The Thai Navy ”helped along” the Rohingya boat with food. Rear Admiral Choomnoom Ardwong, commander of the Third Navy, based in Phang Nga and Phuket, said yesterday that Navy vessels patrolled Thai waters north of Phuket and intercepted any unusual boats.

”Now these boats are appearing in the south,” he said. Navy patrols mostly take place in northern waters. ”Our local networks would let us know if they spotted anything unusual. People in the south are less aware of what to do if a strange vessel approaches.”

The last group to arrive safely in Thailand in 2009 told authorities that several among them had been severely beaten and burned by Burmese officials, when they happened to go ashore prematurely. Those men were patched up in a Ranong hospital before being sent into detention.

Initially, military authorities believed that the passengers on the Rohingya boats were all-male because the men had been recruited to join the deadly insurgency in the southern Thai provinces of Narathiwat, Pattani and Yala.
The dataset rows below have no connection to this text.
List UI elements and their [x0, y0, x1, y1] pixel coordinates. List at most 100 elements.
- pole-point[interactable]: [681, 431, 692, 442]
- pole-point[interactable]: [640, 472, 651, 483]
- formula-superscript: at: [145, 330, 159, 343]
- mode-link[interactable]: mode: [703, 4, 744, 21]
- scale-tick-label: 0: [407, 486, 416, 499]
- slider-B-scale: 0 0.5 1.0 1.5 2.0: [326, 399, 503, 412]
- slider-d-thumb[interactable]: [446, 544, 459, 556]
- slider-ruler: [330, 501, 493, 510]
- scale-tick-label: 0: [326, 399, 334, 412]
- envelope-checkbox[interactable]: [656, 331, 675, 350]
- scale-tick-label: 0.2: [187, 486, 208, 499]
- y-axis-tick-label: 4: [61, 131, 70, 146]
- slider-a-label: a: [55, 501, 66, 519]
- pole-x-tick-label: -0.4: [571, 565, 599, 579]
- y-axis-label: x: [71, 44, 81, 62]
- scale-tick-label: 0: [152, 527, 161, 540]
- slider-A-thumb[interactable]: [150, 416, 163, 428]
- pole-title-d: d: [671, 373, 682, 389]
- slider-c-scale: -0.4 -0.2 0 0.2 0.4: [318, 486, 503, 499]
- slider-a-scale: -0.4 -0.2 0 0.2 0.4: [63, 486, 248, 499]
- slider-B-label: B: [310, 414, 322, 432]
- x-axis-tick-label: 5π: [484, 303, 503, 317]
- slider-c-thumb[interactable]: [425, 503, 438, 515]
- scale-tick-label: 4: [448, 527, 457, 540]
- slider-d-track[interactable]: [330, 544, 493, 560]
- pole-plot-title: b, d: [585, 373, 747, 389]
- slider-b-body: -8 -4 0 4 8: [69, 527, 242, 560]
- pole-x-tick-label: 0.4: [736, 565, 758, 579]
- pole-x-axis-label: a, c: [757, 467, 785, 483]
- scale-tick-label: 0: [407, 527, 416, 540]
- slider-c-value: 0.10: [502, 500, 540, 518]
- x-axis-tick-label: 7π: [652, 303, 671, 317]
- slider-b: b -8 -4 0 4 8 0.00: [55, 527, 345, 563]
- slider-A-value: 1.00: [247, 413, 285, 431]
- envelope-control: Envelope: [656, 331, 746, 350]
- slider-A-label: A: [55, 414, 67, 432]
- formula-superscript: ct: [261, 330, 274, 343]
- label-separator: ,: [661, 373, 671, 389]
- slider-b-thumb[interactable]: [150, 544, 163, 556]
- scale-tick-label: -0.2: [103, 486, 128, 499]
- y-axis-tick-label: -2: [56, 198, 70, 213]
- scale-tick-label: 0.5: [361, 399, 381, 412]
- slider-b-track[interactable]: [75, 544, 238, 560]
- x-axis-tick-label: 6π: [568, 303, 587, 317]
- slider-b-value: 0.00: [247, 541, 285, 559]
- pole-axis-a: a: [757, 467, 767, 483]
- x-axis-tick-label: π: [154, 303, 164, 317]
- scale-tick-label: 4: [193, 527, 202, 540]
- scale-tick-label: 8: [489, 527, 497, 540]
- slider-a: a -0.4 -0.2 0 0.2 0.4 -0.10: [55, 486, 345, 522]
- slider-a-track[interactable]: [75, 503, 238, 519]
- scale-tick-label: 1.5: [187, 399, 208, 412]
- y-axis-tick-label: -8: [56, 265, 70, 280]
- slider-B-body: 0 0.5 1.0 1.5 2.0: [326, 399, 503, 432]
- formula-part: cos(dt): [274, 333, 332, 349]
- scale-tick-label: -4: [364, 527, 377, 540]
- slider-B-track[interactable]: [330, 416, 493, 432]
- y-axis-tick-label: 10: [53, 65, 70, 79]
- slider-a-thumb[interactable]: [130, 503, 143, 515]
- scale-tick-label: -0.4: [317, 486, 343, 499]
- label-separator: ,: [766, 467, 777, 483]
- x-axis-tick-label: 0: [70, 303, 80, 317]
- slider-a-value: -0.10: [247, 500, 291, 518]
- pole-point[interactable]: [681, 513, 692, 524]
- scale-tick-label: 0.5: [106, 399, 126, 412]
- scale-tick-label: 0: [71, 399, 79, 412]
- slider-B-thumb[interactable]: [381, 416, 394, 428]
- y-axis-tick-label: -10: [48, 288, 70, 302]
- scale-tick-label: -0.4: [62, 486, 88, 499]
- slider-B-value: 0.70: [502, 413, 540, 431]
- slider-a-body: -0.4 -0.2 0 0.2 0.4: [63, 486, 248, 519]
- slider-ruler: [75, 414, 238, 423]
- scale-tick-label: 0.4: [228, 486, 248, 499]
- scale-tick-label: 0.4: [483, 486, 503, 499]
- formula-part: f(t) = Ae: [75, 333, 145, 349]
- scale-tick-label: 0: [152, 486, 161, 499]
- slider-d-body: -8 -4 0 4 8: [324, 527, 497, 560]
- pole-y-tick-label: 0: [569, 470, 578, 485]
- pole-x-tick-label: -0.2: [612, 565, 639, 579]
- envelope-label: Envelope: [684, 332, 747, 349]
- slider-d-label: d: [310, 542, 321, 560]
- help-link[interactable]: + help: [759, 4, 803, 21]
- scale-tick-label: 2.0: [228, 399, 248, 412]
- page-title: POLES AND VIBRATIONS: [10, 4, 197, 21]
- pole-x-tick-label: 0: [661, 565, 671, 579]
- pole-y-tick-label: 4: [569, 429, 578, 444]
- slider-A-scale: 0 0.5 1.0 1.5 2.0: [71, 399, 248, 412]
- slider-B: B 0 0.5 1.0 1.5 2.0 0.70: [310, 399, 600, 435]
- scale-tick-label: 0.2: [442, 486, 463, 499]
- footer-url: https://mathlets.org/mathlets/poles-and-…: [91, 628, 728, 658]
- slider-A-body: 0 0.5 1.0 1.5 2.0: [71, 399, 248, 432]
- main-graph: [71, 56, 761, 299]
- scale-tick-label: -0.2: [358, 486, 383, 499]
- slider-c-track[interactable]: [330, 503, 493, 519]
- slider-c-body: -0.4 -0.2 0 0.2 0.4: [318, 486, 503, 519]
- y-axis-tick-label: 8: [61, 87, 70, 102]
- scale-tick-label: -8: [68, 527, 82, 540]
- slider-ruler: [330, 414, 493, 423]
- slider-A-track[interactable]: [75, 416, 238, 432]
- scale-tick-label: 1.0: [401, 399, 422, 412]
Only after Thailand’s leading forensic scientist Dr Dr Pornthip Rojanasunand checked boats for residues of explosives was in accepted that the Rohingya menfolk travelled alone because they considered the voyage too perilous for their womenfolk to undertake.

Thailand’s Foreign Minister, Kasit Piromya, visited the boatload of 62 Rohingya and Bangladeshis in detention in Ranong two years ago. He was coincidentally in Burma at the weekend to meet democracy leader Aung San Suu Kyi and talk to the country’s military rulers.